Analysts note that a fall-out of this intense competition is that virtualization products are getting commoditized. Innovation and enhanced services will be the key differentiators. An example of that is Microsoft’s recent launch of its new product offering Hyper-V (beta version), a virtualization system for x64 systems (superset of x86 systems, an architectural platform for virtualization). Hyper- V allows multiple operating systems such as: Windows, Linux and others, to run on a single server, it creates dynamic, scalable and integrated platform for better management of both virtual and physical resources. Inorganic growth strategies and consolidation trends continue to exist in the virtualization market—HP’s acquisition of Opsware and Citrix’s takeover of Xen are a couple of examples. With consolidation that leads to the pooling of different firms’ competencies, along with innovation and developments by each player, the virtualization market is set to reach dizzying heights. Owing to increased adoption by companies, irrespective of their size across geographies, the global virtualization market looks far from maturing, at least from the demand side.
Virtualization refers to creating an environment where one computer/system does the work of multiple systems by resources with the help of software. A single virtual system aids multiple applications and operating systems with the help of a virtual environment. Virtualization reduces hardware requirements, thus saving on fixed as well as operating costs. Reduced floor space and cooling costs, better data management, better disaster recovery, and remote access are major advantages that make a strong business case for virtualization.
Virtualization has evolved over the years and today supports myriad applications for a number of functions, from desktop and server, to storage, networks, and infrastructure.
Demand for virtualization is growing steadily and virtualization is witnessing increased adoption by companies across sectors. Growing demand is fuelling competition. VMware, Microsoft, Citrix, Parallels, and Virtual Iron, among others, are fighting the battle to win market share. Because of long-term benefits, even small firms are willing to undergo this process of re-engineering, even though there are a few issues that are restricting the full-scale adoption of virtualization. These include poor management of costs, human issues, vendor support, management complexity, security problems, and licensing issues. Despite these hurdles, virtualization has a fighting chance, provided systems, tools, and best practices are in place.

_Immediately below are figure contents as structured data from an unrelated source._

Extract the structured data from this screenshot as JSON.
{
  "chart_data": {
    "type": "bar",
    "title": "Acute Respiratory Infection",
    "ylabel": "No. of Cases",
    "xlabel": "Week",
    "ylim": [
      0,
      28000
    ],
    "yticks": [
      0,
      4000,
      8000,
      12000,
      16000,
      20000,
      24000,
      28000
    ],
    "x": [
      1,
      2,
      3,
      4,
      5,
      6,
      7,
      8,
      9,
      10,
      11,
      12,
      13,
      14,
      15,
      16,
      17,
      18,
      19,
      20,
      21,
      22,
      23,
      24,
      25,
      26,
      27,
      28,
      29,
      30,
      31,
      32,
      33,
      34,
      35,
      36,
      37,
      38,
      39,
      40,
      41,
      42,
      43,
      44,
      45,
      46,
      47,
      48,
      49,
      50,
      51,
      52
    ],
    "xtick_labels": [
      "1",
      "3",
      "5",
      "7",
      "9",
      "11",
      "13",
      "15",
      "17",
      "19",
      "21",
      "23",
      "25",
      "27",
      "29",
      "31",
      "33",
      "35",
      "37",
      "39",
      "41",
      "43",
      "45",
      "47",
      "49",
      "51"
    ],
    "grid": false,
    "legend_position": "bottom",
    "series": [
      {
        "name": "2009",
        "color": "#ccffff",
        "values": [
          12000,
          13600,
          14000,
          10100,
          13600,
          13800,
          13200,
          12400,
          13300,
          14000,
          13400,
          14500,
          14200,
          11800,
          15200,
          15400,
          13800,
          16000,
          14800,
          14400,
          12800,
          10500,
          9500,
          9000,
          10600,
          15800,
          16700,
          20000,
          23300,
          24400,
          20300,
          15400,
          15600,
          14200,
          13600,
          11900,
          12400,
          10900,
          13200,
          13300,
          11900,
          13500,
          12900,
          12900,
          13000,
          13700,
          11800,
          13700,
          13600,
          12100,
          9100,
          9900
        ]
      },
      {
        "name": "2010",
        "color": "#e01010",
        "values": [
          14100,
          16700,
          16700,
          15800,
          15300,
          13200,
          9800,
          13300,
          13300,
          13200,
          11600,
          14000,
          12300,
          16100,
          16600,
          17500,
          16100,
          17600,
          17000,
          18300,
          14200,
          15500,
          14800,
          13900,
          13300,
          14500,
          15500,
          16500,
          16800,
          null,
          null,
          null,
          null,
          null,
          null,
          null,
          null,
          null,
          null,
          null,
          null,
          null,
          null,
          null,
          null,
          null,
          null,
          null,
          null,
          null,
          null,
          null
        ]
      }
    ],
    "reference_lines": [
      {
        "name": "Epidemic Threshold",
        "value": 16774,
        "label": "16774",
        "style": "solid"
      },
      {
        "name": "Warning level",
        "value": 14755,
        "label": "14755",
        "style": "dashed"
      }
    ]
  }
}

Our partners at Analysts Perspectives present analyst views and opinions on virtualization, its pros and cons, market trends, and predictions about its future prospects.
Some key findings include the fact that the virtualization software and services market in Asia-Pacific will grow at an estimated compound annual growth rate (CAGR) of 42 percent to reach USD 1.35 billion by 2010; through 2010, server virtualization will have the single largest impact on budgets for IT hardware and support; through 2010, four vendors – Cisco, Citrix, Microsoft, and VMware will dominate server, desktop, and network virtualization, accounting for over 70 percent of all new virtualization deployments.